What concerns me about the literary apocalypse that everybody now expects--the at least partial elimination of paper books in favor of digital alternatives--is not chiefly the books themselves, but the bookshelf. My fear is for the eclectic, personal collections that we bookish people assemble over the course of our lives, as well as for their grander, public step-siblings. I fear for our memory theaters.
There was a time when I thought I could do without much of one. As a student in college and graduate school, moving from room to room virtually every year, the desire to keep my possessions down to what could be stuffed into a Toyota Corolla overwhelmed the reptilian instinct to collect. That in itself became a pleasurable asceticism, and it suited my budget. As so often accompanies renunciation, I came to love the forbidden objects--the books--more and more. I learned to bind and sew my own, to cut the pages, and to print, illustrate, and letterpress them. Exactly because space was so limited, I could spend an entire Sunday afternoon at a certain used bookstore agonizing over several possible purchases, of which I would allow myself only one.
Mainly, during that time, my bookshelf was a rotating amalgam of whatever my heart desired from the library--and these were really good university libraries, with miles of shelves and easy access to interlibrary loan. On a whim, I could flit to the cavernous stacks and pick up an answer to whatever curiosity crossed my mind. Along the way to finding it, I'd end up grabbing a few more books that attracted me. Those ugly buildings--they were always ugly--became more than homes away from home. Walking into one, I'd feel as if entering an annex of my own nervous system.
But eventually, inevitably, I moved on from the plenty of universities to a string of tiny New York apartments. My little library came with me. In the months that followed, after a countdown of email warnings, my off-campus access to the University of California's online databases went dead. By then I had already learned that, as sprawling as the New York library systems were, they couldn't satisfy me like the academic ones had before. Getting there took not just a stop on the way to class, but a subway ride and a trudge through the cold. Most of what I wanted, anyhow, was in the closed stacks at 42nd Street, and I couldn't take anything there home with me past the watchful guard of the lions out front.

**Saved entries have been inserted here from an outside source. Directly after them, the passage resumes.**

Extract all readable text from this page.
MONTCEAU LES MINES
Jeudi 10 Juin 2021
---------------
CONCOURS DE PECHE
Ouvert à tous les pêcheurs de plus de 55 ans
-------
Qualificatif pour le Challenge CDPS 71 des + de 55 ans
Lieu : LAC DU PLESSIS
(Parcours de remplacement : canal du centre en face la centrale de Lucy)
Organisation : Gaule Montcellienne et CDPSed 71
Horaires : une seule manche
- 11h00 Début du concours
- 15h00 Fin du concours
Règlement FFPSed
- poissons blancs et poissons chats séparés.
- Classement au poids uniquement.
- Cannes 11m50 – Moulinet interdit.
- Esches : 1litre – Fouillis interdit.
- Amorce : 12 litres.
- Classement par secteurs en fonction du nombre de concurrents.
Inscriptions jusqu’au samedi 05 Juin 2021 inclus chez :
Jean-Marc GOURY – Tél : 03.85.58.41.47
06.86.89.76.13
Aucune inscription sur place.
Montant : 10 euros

It was, finally, just me and my bookshelf. At first it wasn't even a shelf at all, but piles of books scattered around my room on the floor, as orderly as I could manage and as high as they'd get before tumbling. The collection I had was a good one--largely unfashionable theologies, seductive philosophies, and my prized bestsellers from the 1970s about ancient alien gods and futures unrealized--but so much was missing. I was in New York to write and to think, and I would find myself turning to those stacks in desperation for a connection, a memory, or the loosest association. What suddenly became most evident were the absences, the missing books I could hazily remember having read and digested, yet which would need referring to again. They had turned, terrifyingly, into phantom limbs.

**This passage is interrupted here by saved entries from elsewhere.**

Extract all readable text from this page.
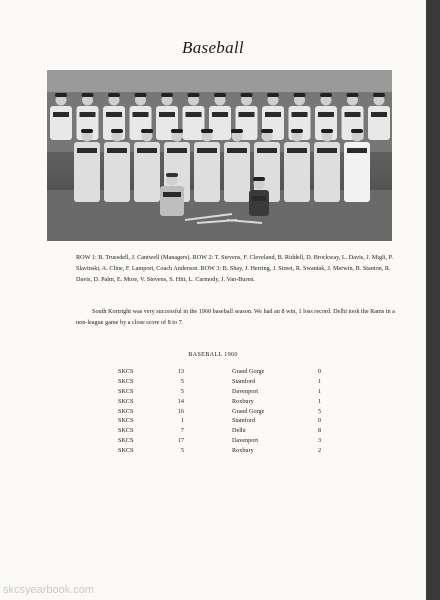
Baseball
ROW 1: B. Truesdell, J. Cantwell (Managers). ROW 2: T. Stevens, F. Cleveland, B. Riddell, D. Brockway, L. Davis, J. Migli, P. Slavinski, A. Cline, F. Lamport, Coach Anderson. ROW 3: B. Shay, J. Herring, J. Street, R. Swantak, J. Merwin, B. Stanton, R. Davis, D. Palm, E. More, V. Stevens, S. Hitt, L. Carmody, J. Van-Buren.
South Kortright was very successful in the 1960 baseball season. We had an 8 win, 1 loss record. Delhi took the Rams in a non-league game by a close score of 8 to 7.
BASEBALL 1960
SKCS	13	Grand Gorge	0
SKCS	5	Stamford	1
SKCS	5	Davenport	1
SKCS	14	Roxbury	1
SKCS	16	Grand Gorge	5
SKCS	1	Stamford	0
SKCS	7	Delhi	8
SKCS	17	Davenport	3
SKCS	5	Roxbury	2
skcsyearbook.com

Having at last found a stable place to live, one with wooden shelves already mounted on the walls, I shed the old asceticism and began the process of reassembly. Review copies that come in the mail have helped, and I balance out their novelty with trips to the dustier corners of bookshops and antique stores. But just as I've begun holding on to books, the technology of paper and print drifts into obsolescence, with only unfulfilled techno-corporate promises to replace them. The point here isn't to be steampunk; I'll take my library in any form, so long as it will never abandon me again. Something very basic is at stake.